Wilcoxon Tests
Wilcoxon tests are non-parametric statistical tests that are used to compare two groups when you have reason to believe your sample is NOT normally distributed OR your sample size is small. If you do not recognize the terms parametric or non-parametric please follow this link.
Much like a T-test, Wilcoxon tests are used to calculated the difference between sets of pairs and allows to test for a statistically significance difference but there are no underlying assumptions about the distribution of the population.
For example, if you have data from an experiment when you score the before and after condition of a particular treatment but your sample size is extremely small you would used a Wilcoxon test instead of a paired T-test.
Wilcoxon tests come in two flavors:
- Wilcoxon rank sum: do two unpaired populations have the same mean?
- Null hypothesis: there is no significant difference between two groups
- Alternative hypothesis: there is significant difference between the two groups
- Wilcoxon signed rank: do two paired populations have the same mean?
- This is the non-parametric equivalent to the T-test
- Null hypothesis: the means between the two groups are the same.
- Alternative hypothesis: the means between two groups are different.
To conduct a Wilcoxon test using JMP, Excel, or R, you will need your data points recorded in two columns; one column for each treatment. The data for this analysis should be numeric. Then conduct the analysis by specifying which column corresponds to which group.
Values needed to conduct a Wilcoxon test
Here is an example of how your data should be formatted for a Wilcoxon rank sum test:
| Height Group 1 (inches) | Height Group 2 (inches) |
|---|---|
| 68 | 48 |
| 70 | 50 |
| 75 | 60 |
| 70 | 52 |
| 72 | 55 |
| 73 | 58 |
| 77 | 56 |
| 78 | 59 |
| 71 | 51 |
Here is an example of how your data should be formatted for a Wilcoxon signed rank test:
| Subject No. | Reaction Time pre (ms) | Reaction Time post (ms) |
|---|---|---|
| Subject 1 | 168 | 148 |
| Subject 2 | 170 | 150 |
| Subject 3 | 175 | 160 |
| Subject 4 | 170 | 152 |
| Subject 5 | 172 | 155 |
| Subject 6 | 173 | 158 |
| Subject 7 | 177 | 156 |
| Subject 8 | 178 | 159 |
| Subject 9 | 171 | 151 |
Values returned from a Wilcoxon test
The Wilcoxon test will produce the following values. I have provided a brief description of how to interpret them.
- Z-score: the number of standard deviations away from the mean out value of interest is.
- P-value: the probability that the results from your sample occurred by random chance. Important note: the p-value does not indicate that the treatment is the CAUSE. All that it states is that the two means are significantly different from each other.

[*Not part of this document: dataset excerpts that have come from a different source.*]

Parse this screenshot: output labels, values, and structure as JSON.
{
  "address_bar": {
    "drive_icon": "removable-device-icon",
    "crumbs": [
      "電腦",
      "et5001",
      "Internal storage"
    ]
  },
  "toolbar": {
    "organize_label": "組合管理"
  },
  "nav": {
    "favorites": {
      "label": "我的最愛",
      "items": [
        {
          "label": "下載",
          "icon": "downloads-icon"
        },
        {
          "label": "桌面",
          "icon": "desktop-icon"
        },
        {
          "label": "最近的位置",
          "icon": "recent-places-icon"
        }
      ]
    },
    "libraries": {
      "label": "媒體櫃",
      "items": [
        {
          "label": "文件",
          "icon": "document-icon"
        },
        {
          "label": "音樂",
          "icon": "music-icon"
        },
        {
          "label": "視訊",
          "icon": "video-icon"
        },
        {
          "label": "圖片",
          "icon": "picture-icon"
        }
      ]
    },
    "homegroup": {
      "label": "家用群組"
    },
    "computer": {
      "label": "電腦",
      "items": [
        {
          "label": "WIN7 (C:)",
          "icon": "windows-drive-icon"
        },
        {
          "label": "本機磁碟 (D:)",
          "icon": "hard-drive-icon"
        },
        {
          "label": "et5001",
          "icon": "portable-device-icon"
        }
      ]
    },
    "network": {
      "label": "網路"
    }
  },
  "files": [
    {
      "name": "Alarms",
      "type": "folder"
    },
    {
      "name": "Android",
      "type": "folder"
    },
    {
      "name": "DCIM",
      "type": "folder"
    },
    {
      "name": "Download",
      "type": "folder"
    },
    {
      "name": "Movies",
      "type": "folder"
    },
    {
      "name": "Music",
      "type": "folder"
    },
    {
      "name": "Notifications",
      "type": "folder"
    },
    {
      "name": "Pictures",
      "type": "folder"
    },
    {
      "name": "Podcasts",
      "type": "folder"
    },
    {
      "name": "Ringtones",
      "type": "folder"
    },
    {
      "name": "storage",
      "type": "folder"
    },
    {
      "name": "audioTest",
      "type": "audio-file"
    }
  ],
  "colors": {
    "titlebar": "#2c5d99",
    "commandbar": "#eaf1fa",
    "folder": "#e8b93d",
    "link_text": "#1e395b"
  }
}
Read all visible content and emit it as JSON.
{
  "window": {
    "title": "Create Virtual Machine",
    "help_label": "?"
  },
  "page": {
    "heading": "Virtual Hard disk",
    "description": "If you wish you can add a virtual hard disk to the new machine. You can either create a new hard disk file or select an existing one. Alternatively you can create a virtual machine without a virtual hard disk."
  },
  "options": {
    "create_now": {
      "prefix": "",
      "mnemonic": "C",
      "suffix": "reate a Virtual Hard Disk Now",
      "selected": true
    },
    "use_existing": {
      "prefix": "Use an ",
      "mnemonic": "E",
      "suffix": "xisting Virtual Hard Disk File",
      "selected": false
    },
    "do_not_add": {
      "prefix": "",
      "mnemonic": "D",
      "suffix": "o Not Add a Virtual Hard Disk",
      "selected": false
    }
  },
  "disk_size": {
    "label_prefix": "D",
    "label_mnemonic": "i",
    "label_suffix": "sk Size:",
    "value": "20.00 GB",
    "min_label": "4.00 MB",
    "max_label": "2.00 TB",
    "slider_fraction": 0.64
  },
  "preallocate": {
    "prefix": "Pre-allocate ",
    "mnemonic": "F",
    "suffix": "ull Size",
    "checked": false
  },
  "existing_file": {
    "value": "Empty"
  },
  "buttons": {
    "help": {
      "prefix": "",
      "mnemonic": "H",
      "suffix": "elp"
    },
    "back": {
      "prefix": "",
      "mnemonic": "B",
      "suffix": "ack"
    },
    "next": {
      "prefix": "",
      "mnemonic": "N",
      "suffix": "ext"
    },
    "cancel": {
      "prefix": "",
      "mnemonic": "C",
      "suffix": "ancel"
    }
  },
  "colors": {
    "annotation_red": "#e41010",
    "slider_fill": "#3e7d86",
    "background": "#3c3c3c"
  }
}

- P-value < 0.05 indicates the means of each group are different from each other (Reject the null hypothesis)
- P-value > 0.05 indicates that you cannot conclude that means of each group are different from each other (Fail to reject the null hypothesis)
Visualizing the results
Just because you ran the analysis in JMP does not mean you have to use JMP to visualize your results. As long as you have a statistically significant result you can generate the plots however you would like (e.g., Excel, Google Sheets, R, Python). All you need to do is add an annotation to the figure that the P-value was < 0.05.A box-and-whisker plot would be a good way of visualizing the results of a Wilcoxon test. The box-and-whisker plot would present both the spread of the data while also incorporating error bars associated with the mean calculation.